Poachers Killed Two Rare White Giraffes In Kenya, Only One Male Remains, Potentially The Last In The World

A giraffe is seen by the city skyline prior to the start of the Magical Kenya Open
Stuart Franklin / Getty Images

Officials at a wildlife sanctuary in Kenya discovered the carcasses of two rare white giraffes — a mother and her calf — earlier today. Due to the skeletal state of their remains, investigators estimate that they were killed several months ago by poachers, reports BBC.

According to the article, no one had seen the two giraffes for over three months. After finding the bodies of the two giraffes, the sanctuary reached out to the Kenya Wildlife Society, who will further investigate the killings.

“This is a very sad day for the community of Ijara and Kenya as a whole. We are the only community in the world who are custodians of the white giraffe. Its killing is a blow to the tremendous steps taken by the community to conserve rare and unique species and a wake-up call for continued support to conservation efforts,” said Mohammed Ahmednoor, the manager of the Ishaqbini Hirola Community Conservancy, in a statement.

At this time, the motives of the poachers and any information on their identities remain unclear.

A single white giraffe, a male, remains at the sanctuary.

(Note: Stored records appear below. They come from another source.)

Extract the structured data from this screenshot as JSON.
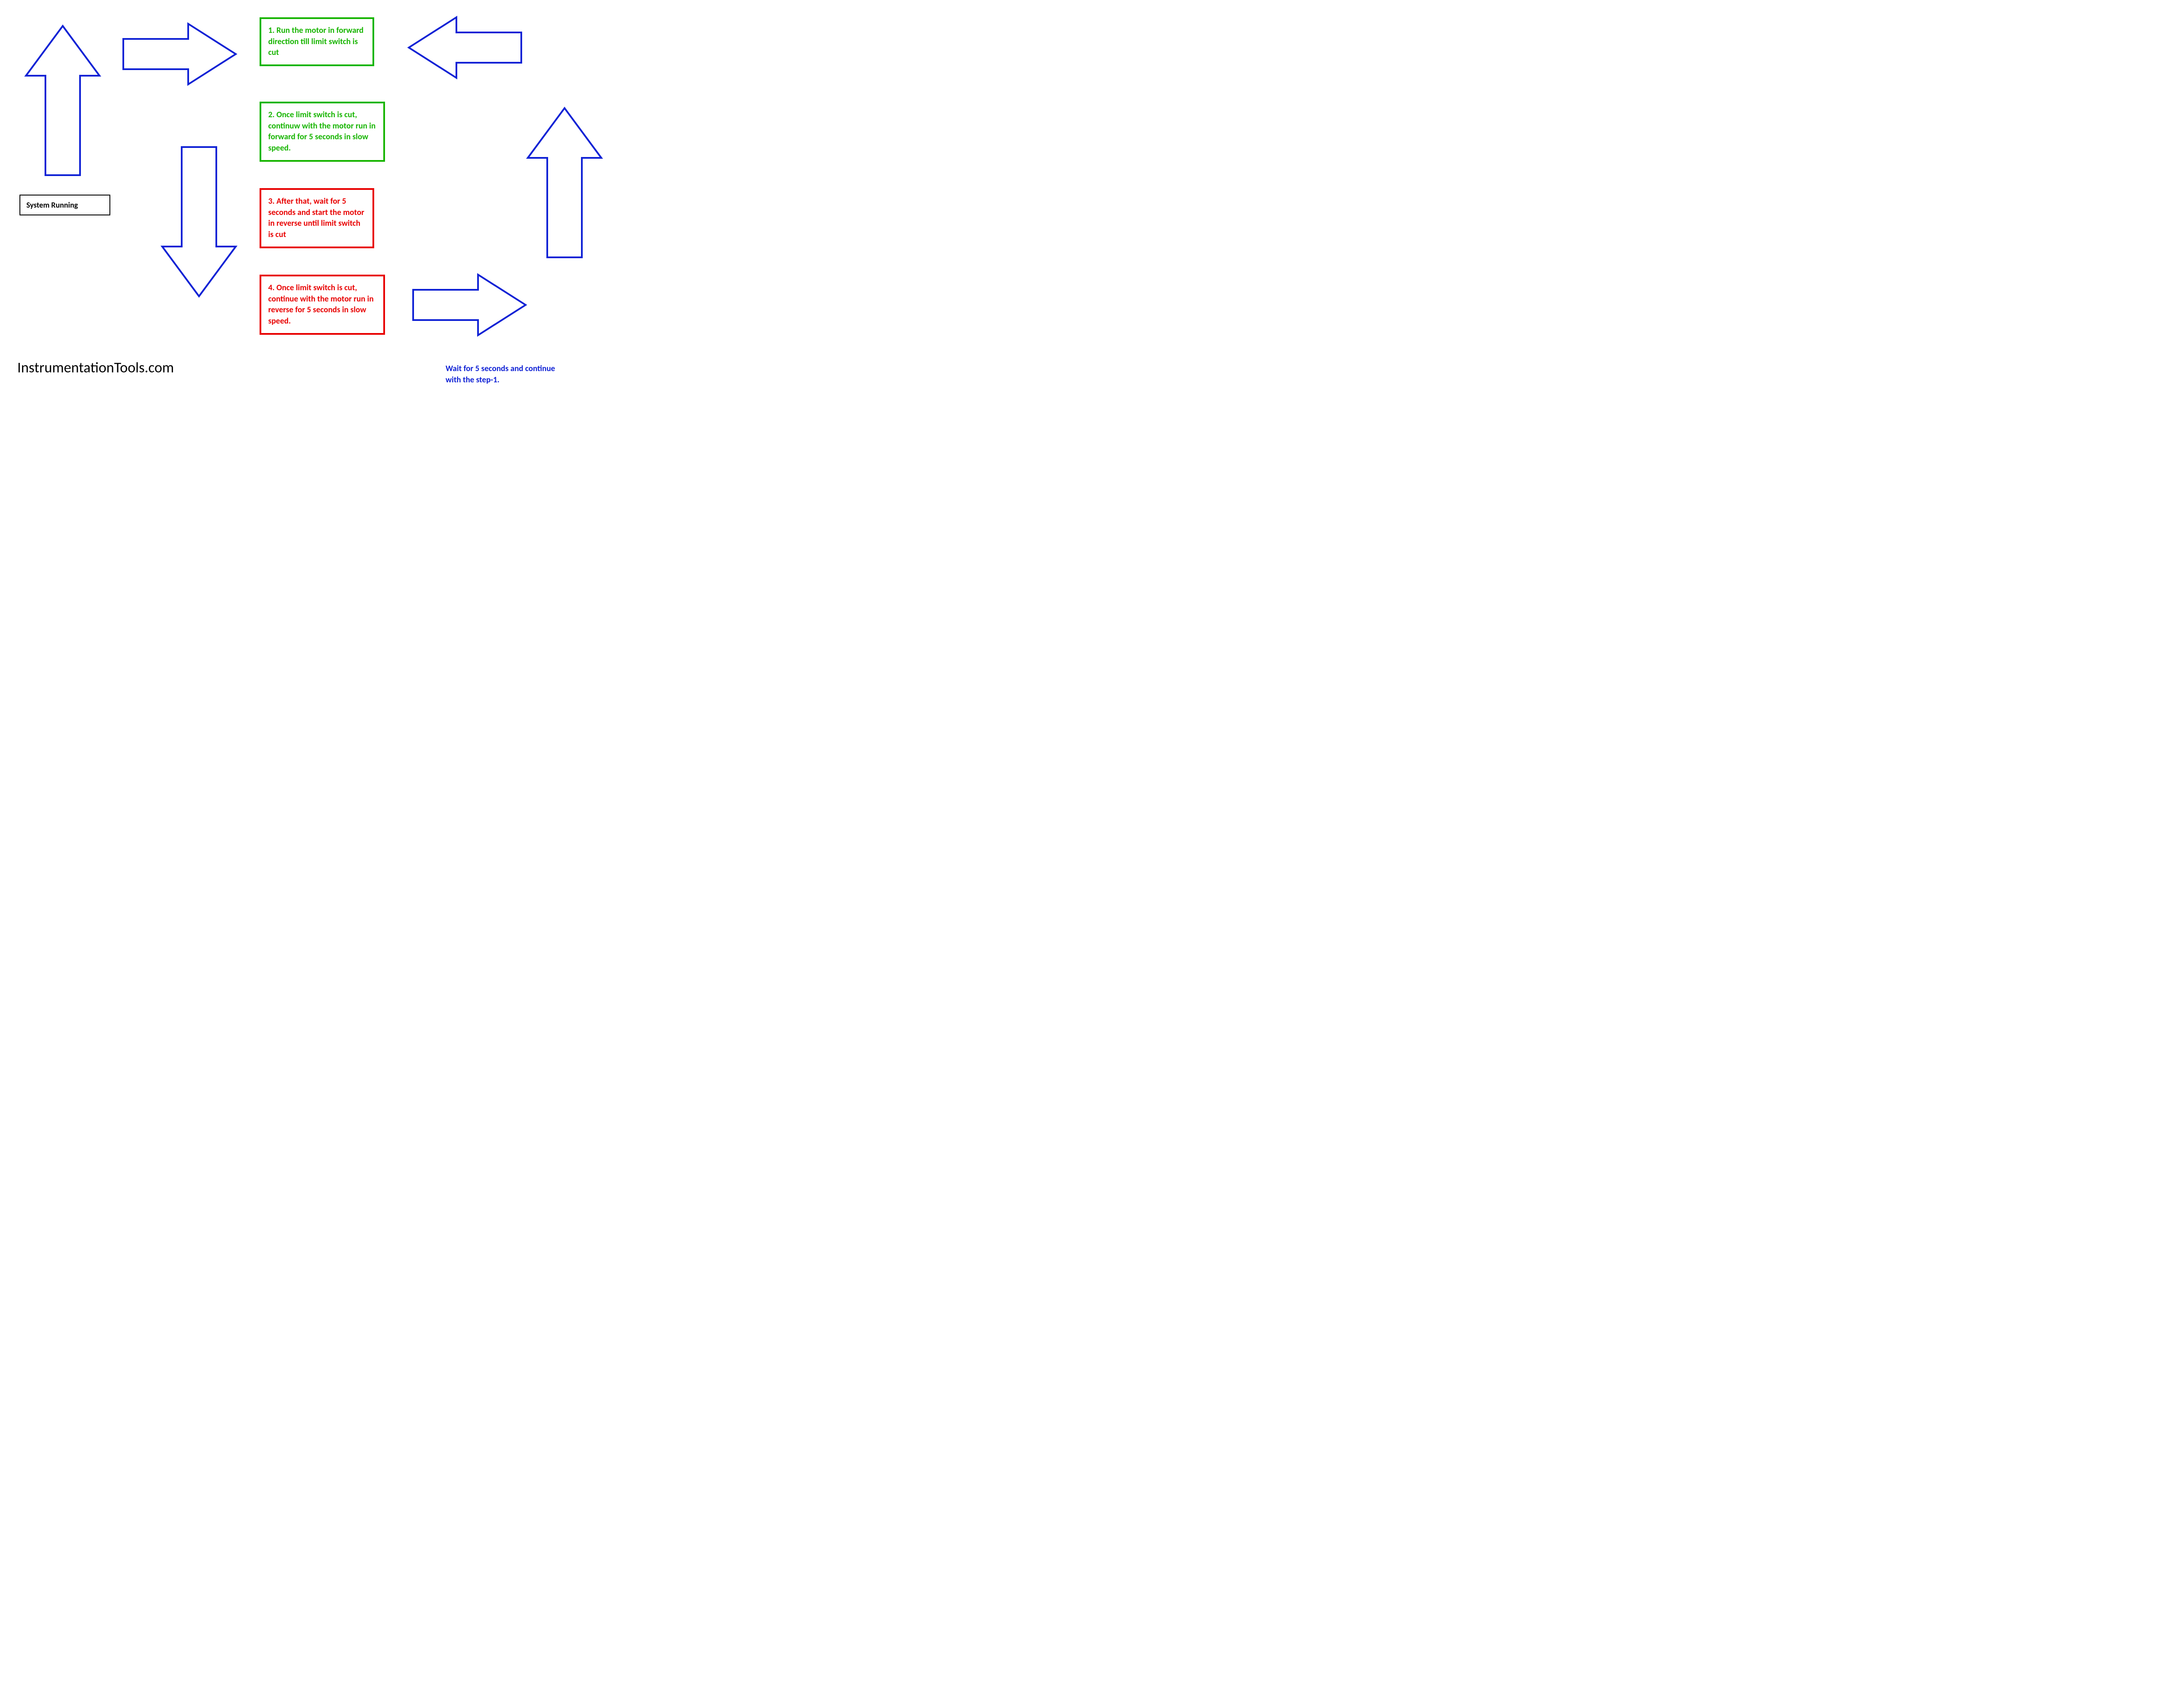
{
  "colors": {
    "blue": "#1022d5",
    "green": "#17b500",
    "red": "#e80000",
    "black": "#000000"
  },
  "label": {
    "system_running": "System Running"
  },
  "steps": [
    "1. Run the motor in forward direction till limit switch is cut",
    "2. Once limit switch is cut, continuw with the motor run in forward for 5 seconds in slow speed.",
    "3. After that, wait for 5 seconds and start the motor in reverse until limit switch is cut",
    "4. Once limit switch is cut, continue with the motor run in reverse for 5 seconds in slow speed."
  ],
  "instruction": "Wait for 5 seconds and continue with the step-1.",
  "source": "InstrumentationTools.com"
}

BBC reports that it may be the last remaining white giraffe in the world.

In 2016, the giraffes were spotted for the first time in Kenya. Their white color comes from a condition called leucism, which causes a lack of pigmentation in skin cells, according to the article. Contrary to popular belief, it is not the same thing as albinism. One key difference is in eye color, as species exhibiting leucism will retain dark-colored eyes while those with albinism have pink eyes.

The first photographs of the giraffes went viral, and the animals immediately made headlines for their gorgeous appearance and rarity.

It is not only the white giraffe population that is in danger. Per the BBC article, the giraffe population has been reduced by approximately 40 percent in the last 30 years. Poachers are mostly responsible for this due to their hunt for giraffe meat and skin.

CNN reports that not only is the death of these white giraffes a considerable blow to the animal conservancy, but it will likely impact tourism and research as well. Many people visited the sanctuary to see the white giraffes. Videos of the creatures on YouTube have racked up millions of views.

The outlet quoted an additional statement from Ahmednoor.

“This is a long term loss given that genetics studies and research which were significant investment into the area by researchers, has now gone to the drain.”

However, the CNN article does indicate that at least one other white giraffe was once spotted in Tanzania back in 2016. It is not clear what happened to that animal.